Autarca de Benavente lamenta pouca participação eleitoral no seu concelho e na região
Edição de 09.10.2013 | Política
O presidente cessante da Câmara Municipal de Benavente, António José Ganhão (CDU), lamenta o aumento da abstenção registado um pouco por toda a região, com particular incidência no seu concelho (onde apenas 40% dos eleitores inscritos participaram).O autarca, agora eleito para a Assembleia Municipal de Benavente, aponta algumas pistas que podem explicar o fenómeno. Uma delas é o eleitor não se identificar com nenhum dos candidatos ou, simplesmente, estar desiludido ou não se interessar por política.

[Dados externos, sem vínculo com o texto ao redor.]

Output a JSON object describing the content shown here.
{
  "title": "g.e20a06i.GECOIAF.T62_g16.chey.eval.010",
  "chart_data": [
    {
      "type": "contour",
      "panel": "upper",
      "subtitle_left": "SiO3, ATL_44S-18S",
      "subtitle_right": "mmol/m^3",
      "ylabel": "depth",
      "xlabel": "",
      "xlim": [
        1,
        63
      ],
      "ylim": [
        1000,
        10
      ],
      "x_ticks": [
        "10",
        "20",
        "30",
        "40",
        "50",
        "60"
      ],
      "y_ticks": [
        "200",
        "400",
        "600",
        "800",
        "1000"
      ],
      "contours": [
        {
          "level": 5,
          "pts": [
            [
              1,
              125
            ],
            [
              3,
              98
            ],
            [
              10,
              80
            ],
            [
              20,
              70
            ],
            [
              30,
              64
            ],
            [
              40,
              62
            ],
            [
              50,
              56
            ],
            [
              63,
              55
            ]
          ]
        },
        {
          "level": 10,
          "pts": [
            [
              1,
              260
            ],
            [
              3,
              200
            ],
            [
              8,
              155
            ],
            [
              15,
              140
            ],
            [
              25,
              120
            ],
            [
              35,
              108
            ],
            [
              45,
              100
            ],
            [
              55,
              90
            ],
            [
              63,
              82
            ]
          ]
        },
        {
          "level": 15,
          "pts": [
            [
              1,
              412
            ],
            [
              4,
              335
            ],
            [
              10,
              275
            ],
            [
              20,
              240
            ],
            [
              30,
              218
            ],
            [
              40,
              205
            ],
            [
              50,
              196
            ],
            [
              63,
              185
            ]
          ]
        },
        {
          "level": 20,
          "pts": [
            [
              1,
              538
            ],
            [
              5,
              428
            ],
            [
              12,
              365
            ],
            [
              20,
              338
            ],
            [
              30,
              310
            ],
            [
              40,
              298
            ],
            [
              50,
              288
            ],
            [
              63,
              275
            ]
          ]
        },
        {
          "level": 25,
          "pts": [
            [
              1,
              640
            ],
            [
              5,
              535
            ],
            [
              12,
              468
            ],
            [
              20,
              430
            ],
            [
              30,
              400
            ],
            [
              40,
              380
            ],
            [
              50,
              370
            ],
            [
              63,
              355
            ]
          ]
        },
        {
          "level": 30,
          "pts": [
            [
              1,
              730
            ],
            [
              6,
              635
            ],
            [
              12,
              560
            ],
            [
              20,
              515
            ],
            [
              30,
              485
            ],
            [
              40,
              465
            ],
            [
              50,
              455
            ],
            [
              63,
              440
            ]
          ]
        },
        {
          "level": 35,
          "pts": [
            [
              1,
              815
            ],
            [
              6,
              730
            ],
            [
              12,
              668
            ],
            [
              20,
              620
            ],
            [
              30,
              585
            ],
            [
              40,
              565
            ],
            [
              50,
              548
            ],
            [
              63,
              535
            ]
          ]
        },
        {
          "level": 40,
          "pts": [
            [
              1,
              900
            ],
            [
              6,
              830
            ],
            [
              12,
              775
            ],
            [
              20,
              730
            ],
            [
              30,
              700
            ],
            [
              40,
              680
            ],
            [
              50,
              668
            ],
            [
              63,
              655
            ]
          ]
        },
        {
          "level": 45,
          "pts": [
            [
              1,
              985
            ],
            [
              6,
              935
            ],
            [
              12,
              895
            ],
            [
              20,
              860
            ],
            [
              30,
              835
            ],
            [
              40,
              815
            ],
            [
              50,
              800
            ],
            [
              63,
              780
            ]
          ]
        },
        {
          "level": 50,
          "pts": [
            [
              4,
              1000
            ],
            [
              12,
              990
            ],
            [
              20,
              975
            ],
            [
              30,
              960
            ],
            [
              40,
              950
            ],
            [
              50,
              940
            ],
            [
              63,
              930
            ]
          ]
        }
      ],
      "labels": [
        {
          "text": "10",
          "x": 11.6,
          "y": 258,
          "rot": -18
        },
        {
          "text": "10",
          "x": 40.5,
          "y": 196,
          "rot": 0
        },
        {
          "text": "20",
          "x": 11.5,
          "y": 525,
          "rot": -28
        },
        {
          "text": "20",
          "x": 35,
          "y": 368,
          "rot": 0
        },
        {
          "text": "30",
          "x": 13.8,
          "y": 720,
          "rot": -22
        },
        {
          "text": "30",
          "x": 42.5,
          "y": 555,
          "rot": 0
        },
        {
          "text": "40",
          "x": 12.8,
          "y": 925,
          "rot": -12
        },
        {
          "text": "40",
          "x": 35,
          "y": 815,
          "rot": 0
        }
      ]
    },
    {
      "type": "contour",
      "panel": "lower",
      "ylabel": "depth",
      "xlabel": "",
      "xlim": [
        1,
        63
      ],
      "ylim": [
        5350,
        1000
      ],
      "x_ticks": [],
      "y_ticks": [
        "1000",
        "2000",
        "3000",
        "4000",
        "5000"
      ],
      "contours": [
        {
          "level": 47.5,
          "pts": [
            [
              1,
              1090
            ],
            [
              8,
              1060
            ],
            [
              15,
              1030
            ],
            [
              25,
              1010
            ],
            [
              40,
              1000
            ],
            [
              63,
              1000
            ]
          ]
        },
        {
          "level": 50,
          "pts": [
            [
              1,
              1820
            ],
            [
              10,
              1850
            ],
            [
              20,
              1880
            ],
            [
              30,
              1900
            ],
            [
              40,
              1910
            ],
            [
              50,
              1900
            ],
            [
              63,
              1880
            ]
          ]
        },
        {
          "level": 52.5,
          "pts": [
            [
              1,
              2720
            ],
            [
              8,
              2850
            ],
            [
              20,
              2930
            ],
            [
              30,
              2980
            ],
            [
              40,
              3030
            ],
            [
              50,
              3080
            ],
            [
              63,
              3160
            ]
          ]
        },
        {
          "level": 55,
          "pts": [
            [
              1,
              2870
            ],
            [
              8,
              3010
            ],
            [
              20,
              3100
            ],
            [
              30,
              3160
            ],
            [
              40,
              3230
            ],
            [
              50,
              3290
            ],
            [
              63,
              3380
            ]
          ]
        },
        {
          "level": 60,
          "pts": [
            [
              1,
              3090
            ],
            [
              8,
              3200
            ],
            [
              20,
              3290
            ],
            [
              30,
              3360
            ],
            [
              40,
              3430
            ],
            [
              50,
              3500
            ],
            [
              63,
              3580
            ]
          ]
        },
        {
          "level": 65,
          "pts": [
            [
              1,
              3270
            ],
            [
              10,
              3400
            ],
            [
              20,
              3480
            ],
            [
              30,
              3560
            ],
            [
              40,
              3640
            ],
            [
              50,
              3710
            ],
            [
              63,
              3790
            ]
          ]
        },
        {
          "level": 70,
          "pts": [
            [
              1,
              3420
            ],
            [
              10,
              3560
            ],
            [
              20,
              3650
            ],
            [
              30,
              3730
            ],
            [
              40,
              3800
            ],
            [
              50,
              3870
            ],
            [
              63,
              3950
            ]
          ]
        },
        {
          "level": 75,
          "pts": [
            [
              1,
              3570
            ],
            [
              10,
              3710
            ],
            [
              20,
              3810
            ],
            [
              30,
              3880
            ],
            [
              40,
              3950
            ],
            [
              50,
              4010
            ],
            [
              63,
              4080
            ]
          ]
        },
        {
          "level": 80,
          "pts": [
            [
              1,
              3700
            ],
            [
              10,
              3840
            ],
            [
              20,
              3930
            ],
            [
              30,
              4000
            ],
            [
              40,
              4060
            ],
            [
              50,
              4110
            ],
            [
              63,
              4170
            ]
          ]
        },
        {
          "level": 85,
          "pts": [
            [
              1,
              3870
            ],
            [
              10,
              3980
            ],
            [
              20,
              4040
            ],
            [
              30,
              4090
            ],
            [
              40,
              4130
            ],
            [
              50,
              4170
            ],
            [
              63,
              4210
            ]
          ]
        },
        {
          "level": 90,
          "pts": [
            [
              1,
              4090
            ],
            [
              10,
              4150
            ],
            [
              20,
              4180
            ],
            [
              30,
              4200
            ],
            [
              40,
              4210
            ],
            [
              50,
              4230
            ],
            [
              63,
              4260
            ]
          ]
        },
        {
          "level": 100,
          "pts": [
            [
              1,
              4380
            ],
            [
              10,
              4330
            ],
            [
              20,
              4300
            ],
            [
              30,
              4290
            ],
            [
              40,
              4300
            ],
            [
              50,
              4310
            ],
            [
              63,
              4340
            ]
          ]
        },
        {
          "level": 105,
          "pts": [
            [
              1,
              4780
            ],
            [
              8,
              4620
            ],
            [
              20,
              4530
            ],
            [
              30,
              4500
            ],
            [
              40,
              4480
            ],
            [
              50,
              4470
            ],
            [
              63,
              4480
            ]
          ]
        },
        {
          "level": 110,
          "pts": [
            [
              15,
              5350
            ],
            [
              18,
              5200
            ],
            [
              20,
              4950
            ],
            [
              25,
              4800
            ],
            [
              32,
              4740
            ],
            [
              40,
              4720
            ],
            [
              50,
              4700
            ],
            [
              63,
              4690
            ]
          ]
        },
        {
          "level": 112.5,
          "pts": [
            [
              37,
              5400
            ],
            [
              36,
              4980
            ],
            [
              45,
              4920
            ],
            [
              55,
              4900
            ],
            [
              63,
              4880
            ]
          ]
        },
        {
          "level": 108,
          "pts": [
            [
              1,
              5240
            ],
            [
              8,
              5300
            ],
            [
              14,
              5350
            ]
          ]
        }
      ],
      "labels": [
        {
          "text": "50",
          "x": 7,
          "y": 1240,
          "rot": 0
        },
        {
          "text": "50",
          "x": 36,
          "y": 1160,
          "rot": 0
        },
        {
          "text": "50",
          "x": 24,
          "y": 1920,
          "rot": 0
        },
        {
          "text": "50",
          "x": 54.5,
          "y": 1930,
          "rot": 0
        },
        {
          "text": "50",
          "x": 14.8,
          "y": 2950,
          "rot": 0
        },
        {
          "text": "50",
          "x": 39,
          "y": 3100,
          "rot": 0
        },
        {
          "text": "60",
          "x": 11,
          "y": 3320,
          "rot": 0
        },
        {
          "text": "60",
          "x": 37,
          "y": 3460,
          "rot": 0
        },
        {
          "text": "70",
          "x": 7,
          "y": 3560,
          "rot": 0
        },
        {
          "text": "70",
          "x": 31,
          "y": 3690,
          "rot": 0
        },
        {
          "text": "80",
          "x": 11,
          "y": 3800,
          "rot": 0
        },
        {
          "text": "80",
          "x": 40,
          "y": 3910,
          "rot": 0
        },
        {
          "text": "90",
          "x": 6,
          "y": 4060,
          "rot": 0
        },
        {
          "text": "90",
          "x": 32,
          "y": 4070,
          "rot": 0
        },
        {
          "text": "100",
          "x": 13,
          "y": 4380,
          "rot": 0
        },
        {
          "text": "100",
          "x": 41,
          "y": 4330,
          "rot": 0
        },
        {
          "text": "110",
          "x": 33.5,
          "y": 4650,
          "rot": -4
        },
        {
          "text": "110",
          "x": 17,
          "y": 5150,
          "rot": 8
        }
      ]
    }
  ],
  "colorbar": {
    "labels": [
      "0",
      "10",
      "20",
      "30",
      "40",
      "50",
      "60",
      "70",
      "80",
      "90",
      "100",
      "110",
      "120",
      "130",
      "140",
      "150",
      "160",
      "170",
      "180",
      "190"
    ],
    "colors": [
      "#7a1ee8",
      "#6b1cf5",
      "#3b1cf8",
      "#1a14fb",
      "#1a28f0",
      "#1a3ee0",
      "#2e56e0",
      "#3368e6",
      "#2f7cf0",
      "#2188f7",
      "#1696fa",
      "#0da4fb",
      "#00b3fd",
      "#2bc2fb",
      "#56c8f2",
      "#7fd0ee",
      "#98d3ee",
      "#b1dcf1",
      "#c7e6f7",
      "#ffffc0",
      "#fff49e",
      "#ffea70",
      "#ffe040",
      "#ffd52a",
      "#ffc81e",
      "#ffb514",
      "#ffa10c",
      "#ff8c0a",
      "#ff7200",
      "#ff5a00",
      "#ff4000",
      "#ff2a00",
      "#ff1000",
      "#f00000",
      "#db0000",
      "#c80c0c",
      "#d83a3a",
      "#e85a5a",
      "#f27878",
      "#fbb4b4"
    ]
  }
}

Outra das razões, que considera “mais preocupante”, passa pela adesão à mensagem de movimentos que considera “populistas” e que apelam à abstenção como forma de protesto contra a classe política. “Há uma clara desacreditação de tudo e de todos, numa lógica populista, e foi com base em populismos que se criaram sistemas autoritários. Foi com a desacreditação da classe política que chegaram ao poder ditadores como Hitler e Mussolini”, alerta o autarca de Benavente, que durante muitos anos foi também vice-presidente da Associação Nacional de Municípios.Ganhão considera que apesar da elevada abstenção a legitimidade dos eleitos não sai beliscada. “A democracia faz-se com votos. E os que votam são os que legitimam quem tem que os representar. Não há forma de dar a volta a isto”. O que há a fazer, diz, “e é inadiável”, é desencadear campanhas que sensibilizem os cidadãos para a importância que a sua participação eleitoral tem na consolidação do regime democrático.